Lois Lenski was a prolific children’s writer who wrote “a collection of regional novels about children across the United States” and a number of historical novels about children of different periods of American history. In Puritan Adventure, Aunt Charity comes to a fictional colony in New England to live with her sister’s family, and she brings joy and kindness into the oppressive atmosphere of the Puritan colony, and especially to the colony’s children. Aunt Charity, to the dismay of the authorities in the colony, teaches the children to celebrate Christmas and Shrove Tuesday and May Day—with a maypole! Horrors!
Puritan Adventure gives the Puritans of seventeenth century New England a bad rap. The Puritans did outlaw the celebration of certain feasts, particularly Christmas because it was associated with drunkenness, and they did by necessity work hard and expect everyone in the household to work together for the sake of survival. However, the Puritans and other religious pilgrims who came to America in the seventeenth century were not quite the dour, frightened, suppressed people that Lenski’s book makes them out to be. They celebrated their own holidays and family times. They enjoyed their Sabbath rest and worship each Sunday. Puritan Richard Baxter wrote:
“All Christ’s ways of mercy tend to, and end in the saints’ joys. He wept, suffered, sorrowed that they might rejoice; He sendeth the Spirit to be their comforter; He multiplieth promises, he discovers their future happiness, that their joy may be full; He aboundeth to them in mercies of all sorts; He maketh them lie down in green pastures, He leadeth them by the still waters, yea, He openeth to them the fountain of living waters, that their joy may be full.”
Thomas Watson, another Puritan writer, said simply: “The more we enjoy of God, the more we are ravished with delight.”
So, Aunt Charity, with her idealization of Old England and its celebrations would likely have been looked upon as an anomaly in a Puritan colony, but not necessarily hounded and bought before the magistrate as she was in the book. And drunken celebrations would have been discouraged, but Aunt Charity’s child-centered Christmas and Shrove Tuesday celebrations would most likely have been looked upon as odd, but harmless. Neither Old England nor New England had a very child-centered culture. Children were little adults, given as much responsibility as they could possibly handle and sometimes more.

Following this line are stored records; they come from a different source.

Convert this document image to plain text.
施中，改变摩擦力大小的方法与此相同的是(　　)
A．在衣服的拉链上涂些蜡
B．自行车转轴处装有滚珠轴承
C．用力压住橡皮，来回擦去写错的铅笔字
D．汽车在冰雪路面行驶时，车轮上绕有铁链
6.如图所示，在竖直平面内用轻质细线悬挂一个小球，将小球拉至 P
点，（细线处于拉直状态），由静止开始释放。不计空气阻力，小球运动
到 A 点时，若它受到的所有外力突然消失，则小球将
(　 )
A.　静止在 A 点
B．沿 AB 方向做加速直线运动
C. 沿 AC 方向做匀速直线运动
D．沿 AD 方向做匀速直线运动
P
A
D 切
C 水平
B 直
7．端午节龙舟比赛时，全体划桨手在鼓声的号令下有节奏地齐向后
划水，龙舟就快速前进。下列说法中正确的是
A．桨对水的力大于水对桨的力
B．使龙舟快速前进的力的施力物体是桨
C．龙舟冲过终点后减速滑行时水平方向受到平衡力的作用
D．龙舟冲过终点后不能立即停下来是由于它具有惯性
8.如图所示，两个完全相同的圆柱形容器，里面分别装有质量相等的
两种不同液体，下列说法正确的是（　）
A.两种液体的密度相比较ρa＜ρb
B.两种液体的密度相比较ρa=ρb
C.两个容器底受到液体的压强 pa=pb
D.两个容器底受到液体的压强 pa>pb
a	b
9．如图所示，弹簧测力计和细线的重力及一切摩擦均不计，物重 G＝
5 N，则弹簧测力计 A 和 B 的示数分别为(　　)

I don’t know what to recommend about Puritan Adventure. I will keep it in my library. Ms. Lenski was a great writer of children’s books, and she tells a good story in her novel of Puritan New England. However, that good story is based on a skewed idea of the Puritans’ joylessness. Maybe it would be a good book to read with children and to discuss. One could discuss the dangers of legalism and also the dangers of lawlessness, as exemplified by Patty, the servant girl. Readers could also talk about the misunderstanding that is prevalent today in regard to the difference between temporal pleasures and eternal joy. We should teach the children (and the adults) to choose joy every time—and to not be afraid of a little innocent pleasure.